「進化の方向性」を予測することは可能なのか――。誰しも一度は興味をもったことがあるのではないだろうか? 著書『化石の分子生物学』にて講談社科学出版賞を受賞した分子古生物学者・更科功氏が、海外での実験や研究からやさしく解説する。
※本記事は、更科功:著『未来の進化論 -わたしたちはどこへいくのか-』(ワニブックス:刊)より一部を抜粋編集したものです。
グッピーの進化の方向が予測できた!
カナダ生まれの進化生物学者、ジョン・エンドラー(1947~)は2つの実験を行った。
1つめは、人工的な環境での実験だ。アメリカのプリンストン大学の温室のなかに1~2メートルぐらいの池をいくつか作り、そこにグッピーと捕食者、あるいはグッピーだけを放したのである。
2つめは、自然界での実験だ。トリニダード島の渓流のなかで、グッピーのいないところを探して、そこにグッピーを放したのである。グッピーを放した場所には、捕食者のいるところもあれば、ほとんどいないところもあった。捕食者の多少によって、グッピーがどう進化するかを確かめるわけだ。
結果は、人工的な環境でも自然界でも同じで、しかも明快だった。
グッピーは世代を重ねるにつれ、捕食者がいるところでは地味になり、いないところでは華やかになった。グッピーには、捕食者の存在や(見かけが華やかなオスを好むという)メスの好みという原因によって、自然淘汰が働いて進化したのである。
しかも、進化のスピードは速かった。地味なグッピーから華やかなグッピーに、あるいはその逆に進化するのに、だいたい2年しかかからなかった。進化はかなり速く進むのである。
さらに、ここで大切なことは、進化の方向は予測できるということだ。
捕食者を調節することにより、グッピーの体色は予測通りに進化したのである。つまり、複数のグッピーの集団が同じ道を辿るように進化したのだ。
人類の遠い祖先は最古の魚類?
私たちヒトは脊椎動物だが、脊椎動物は脊索動物という、さらに大きなグループのなかに含まれる。
脊椎も脊索も、体を前から後ろへ貫く棒のようなものだが、脊椎は主に鉱物でできており、脊索は主に有機物でできている。脊椎動物は、脊索動物のあるグループから進化してきたので、系統的には脊索動物のなかに含まれる。
アメリカの進化生物学者、スティーヴン・J・グールド(1941~2002)は、著書『ワンダフル・ライフ』(邦訳:渡辺正隆訳、早川書房)のなかで、ピカイアという脊索動物のことを述べている。
ピカイアというのは、カンブリア紀(5億4100万年前~4億8500万年前)に生きていた脊索動物で、当時知られていた最古の脊索動物でもあった。ということは、ピカイアは私たちの遠い祖先(あるいはその近縁種)だったかもしれない。

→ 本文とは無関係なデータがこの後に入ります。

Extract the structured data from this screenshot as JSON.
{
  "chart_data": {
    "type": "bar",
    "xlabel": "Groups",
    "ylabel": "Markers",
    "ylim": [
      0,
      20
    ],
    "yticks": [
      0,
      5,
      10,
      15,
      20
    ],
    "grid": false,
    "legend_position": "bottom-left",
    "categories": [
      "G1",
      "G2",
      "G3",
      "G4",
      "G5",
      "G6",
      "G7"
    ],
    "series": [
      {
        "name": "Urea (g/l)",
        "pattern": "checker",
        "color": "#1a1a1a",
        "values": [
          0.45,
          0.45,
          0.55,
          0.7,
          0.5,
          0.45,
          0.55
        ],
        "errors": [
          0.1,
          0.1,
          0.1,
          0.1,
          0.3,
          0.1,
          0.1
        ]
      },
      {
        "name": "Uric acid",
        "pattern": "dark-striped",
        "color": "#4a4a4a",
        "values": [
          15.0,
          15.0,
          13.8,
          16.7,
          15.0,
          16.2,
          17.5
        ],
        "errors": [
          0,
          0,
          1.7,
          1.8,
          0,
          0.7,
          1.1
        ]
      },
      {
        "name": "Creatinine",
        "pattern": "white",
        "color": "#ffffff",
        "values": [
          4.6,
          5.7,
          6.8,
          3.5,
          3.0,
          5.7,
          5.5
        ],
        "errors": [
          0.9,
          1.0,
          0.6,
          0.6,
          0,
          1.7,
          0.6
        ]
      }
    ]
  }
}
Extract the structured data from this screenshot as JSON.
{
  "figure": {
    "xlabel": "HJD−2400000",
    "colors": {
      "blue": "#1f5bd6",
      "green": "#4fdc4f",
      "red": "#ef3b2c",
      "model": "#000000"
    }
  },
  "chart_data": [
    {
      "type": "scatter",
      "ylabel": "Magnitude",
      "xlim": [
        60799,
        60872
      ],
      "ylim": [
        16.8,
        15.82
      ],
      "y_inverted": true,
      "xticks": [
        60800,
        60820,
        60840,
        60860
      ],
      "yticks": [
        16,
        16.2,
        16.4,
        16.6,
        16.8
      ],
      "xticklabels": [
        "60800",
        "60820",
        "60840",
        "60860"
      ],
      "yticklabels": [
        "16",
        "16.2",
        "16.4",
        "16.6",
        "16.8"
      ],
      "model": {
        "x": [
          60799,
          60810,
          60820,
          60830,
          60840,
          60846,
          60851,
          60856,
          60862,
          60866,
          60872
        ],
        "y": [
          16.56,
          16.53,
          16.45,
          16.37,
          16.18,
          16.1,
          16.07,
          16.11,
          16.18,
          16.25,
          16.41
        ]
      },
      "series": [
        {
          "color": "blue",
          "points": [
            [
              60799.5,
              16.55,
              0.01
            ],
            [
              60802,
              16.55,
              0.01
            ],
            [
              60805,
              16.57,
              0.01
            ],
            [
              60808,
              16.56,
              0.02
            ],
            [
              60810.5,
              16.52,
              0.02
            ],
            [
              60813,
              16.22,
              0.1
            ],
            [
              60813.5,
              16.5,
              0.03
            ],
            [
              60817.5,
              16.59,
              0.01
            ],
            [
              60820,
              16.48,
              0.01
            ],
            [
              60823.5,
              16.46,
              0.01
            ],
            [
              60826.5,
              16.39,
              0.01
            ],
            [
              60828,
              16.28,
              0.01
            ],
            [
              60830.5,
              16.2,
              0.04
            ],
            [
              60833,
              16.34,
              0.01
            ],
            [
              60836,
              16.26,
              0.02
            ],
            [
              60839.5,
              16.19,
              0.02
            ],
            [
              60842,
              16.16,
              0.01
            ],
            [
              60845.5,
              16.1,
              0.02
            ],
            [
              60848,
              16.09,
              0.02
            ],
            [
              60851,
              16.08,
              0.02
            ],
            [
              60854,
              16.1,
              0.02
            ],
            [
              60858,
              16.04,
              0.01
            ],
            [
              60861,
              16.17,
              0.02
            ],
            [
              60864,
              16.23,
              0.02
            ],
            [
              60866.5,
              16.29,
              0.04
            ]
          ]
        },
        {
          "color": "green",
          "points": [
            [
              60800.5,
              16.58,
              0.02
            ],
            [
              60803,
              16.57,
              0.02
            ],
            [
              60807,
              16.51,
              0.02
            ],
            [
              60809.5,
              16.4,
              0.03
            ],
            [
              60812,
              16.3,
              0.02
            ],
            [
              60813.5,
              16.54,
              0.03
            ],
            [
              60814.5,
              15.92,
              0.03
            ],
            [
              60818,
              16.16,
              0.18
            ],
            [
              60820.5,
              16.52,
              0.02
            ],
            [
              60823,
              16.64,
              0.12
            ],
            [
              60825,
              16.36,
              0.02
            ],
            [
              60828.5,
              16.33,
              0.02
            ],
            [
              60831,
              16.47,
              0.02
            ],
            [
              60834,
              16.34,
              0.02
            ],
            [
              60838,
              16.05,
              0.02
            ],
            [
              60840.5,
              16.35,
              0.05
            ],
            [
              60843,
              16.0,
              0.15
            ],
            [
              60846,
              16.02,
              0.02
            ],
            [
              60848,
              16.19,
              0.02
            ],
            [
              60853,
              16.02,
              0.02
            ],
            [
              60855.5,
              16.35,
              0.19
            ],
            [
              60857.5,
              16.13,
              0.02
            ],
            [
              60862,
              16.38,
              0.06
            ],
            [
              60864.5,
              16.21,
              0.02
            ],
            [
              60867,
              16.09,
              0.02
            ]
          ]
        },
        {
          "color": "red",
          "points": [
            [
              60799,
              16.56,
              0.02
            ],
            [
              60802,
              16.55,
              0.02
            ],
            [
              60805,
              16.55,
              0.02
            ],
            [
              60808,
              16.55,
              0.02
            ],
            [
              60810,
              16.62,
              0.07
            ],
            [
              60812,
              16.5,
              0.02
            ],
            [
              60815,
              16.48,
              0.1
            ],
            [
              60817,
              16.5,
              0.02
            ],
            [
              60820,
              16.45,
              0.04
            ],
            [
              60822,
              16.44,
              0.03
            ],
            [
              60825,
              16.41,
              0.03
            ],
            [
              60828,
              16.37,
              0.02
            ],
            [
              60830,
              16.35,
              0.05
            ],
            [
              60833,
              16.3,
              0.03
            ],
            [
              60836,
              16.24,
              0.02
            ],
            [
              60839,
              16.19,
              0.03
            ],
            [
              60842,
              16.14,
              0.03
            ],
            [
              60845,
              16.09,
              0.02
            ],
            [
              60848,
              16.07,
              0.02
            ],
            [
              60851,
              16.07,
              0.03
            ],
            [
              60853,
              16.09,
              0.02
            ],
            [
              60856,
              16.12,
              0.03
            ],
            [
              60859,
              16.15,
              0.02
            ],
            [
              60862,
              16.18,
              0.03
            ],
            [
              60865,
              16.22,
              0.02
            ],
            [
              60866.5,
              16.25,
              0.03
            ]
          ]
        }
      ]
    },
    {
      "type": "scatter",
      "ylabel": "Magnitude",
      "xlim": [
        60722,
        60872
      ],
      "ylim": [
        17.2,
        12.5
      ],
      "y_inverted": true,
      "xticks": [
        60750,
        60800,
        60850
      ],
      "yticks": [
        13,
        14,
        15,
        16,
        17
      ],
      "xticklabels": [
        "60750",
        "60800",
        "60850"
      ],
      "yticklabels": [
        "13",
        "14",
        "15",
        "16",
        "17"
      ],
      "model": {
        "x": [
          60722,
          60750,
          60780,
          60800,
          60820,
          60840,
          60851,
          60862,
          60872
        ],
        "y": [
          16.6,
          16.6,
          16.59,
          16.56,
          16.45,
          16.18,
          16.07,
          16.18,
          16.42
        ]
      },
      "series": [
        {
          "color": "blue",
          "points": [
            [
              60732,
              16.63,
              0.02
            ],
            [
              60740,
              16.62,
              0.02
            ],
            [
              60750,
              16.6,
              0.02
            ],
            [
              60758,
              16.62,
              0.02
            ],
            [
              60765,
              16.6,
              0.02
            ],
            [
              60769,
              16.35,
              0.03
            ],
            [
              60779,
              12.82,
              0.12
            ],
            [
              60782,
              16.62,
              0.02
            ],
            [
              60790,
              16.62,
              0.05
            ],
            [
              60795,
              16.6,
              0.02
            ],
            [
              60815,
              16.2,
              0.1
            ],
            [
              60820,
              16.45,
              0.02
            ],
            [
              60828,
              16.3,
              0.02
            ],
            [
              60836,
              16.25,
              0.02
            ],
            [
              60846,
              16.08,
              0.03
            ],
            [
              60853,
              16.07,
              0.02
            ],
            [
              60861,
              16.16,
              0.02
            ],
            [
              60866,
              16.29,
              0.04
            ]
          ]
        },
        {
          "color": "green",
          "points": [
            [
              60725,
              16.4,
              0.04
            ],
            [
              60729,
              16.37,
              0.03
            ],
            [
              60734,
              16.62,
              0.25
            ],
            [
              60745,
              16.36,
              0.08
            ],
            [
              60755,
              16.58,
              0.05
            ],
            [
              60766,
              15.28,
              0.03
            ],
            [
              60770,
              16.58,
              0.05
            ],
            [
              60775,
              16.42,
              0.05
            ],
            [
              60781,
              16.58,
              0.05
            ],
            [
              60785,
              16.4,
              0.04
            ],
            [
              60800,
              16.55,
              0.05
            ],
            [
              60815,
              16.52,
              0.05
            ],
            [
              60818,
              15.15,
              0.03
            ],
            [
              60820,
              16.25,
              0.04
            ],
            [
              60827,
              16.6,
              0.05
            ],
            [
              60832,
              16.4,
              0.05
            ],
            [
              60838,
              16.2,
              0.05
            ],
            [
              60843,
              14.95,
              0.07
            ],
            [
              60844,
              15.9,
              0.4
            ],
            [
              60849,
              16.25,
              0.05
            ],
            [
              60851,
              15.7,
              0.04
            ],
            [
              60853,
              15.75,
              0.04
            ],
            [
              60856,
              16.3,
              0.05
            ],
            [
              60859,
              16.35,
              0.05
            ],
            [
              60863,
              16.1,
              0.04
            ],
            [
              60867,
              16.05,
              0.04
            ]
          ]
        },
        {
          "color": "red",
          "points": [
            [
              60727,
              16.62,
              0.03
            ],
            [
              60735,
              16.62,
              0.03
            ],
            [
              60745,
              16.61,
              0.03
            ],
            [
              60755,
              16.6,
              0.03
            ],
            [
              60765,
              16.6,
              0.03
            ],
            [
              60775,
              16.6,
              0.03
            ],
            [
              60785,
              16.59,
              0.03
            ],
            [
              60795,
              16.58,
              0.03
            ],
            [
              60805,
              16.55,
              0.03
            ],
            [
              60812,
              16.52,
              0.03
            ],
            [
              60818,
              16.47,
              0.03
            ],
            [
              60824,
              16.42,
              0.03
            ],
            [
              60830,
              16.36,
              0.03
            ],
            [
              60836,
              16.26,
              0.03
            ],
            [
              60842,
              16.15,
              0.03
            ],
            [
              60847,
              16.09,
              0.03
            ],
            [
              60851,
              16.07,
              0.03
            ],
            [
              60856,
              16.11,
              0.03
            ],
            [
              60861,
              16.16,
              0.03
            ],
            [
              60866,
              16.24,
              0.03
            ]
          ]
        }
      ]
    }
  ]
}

ピカイアは長さが5センチメートルほどの小さな動物だ。カンブリア紀の動物のなかでは特に目立った存在ではないし、化石もそうたくさんは見つからないので、個体数もそれほど多くなかっただろう。
カンブリア紀には、さまざまな形をしたユニークな動物がたくさんいた。しかし、そのほとんどは子孫を残すことなく絶滅してしまった。ピカイアだって絶滅しておかしくなかった。
だが、ピカイア(あるいはその近縁種)の子孫は生き残り、その結果として私たちがいるのである。しかし、もしもピカイアが生き残ったのが、ただの偶然だったとしたら……。
もう1回、生命の歴史というテープをリプレイしたら、ピカイアは子孫を残すことなく絶滅したかもしれない。そのときは、今の地球に私たちは存在しないことになる。
このようにグールドは、生命の進化における偶然性を強調した。生命の歴史のテープを何回リプレイしても、そのたびに異なる世界に辿り着くだろうというのである。
つまり、進化は予測不可能だというわけだ。
ただし、その後ピカイアよりも古く、しかもピカイアより私たちに近縁と考えられる脊椎動物の化石が発見された。その一つが、現在知られている最古の魚類、ミロクンミンギアだ。
そのため、ピカイアが私たちの祖先である可能性はほぼなくなった。とはいえ、このことが偶然性を重視するグールドの議論の本筋に影響することはない。また、グールドとは反対の見解を述べる人も、もちろんいるのも事実だ。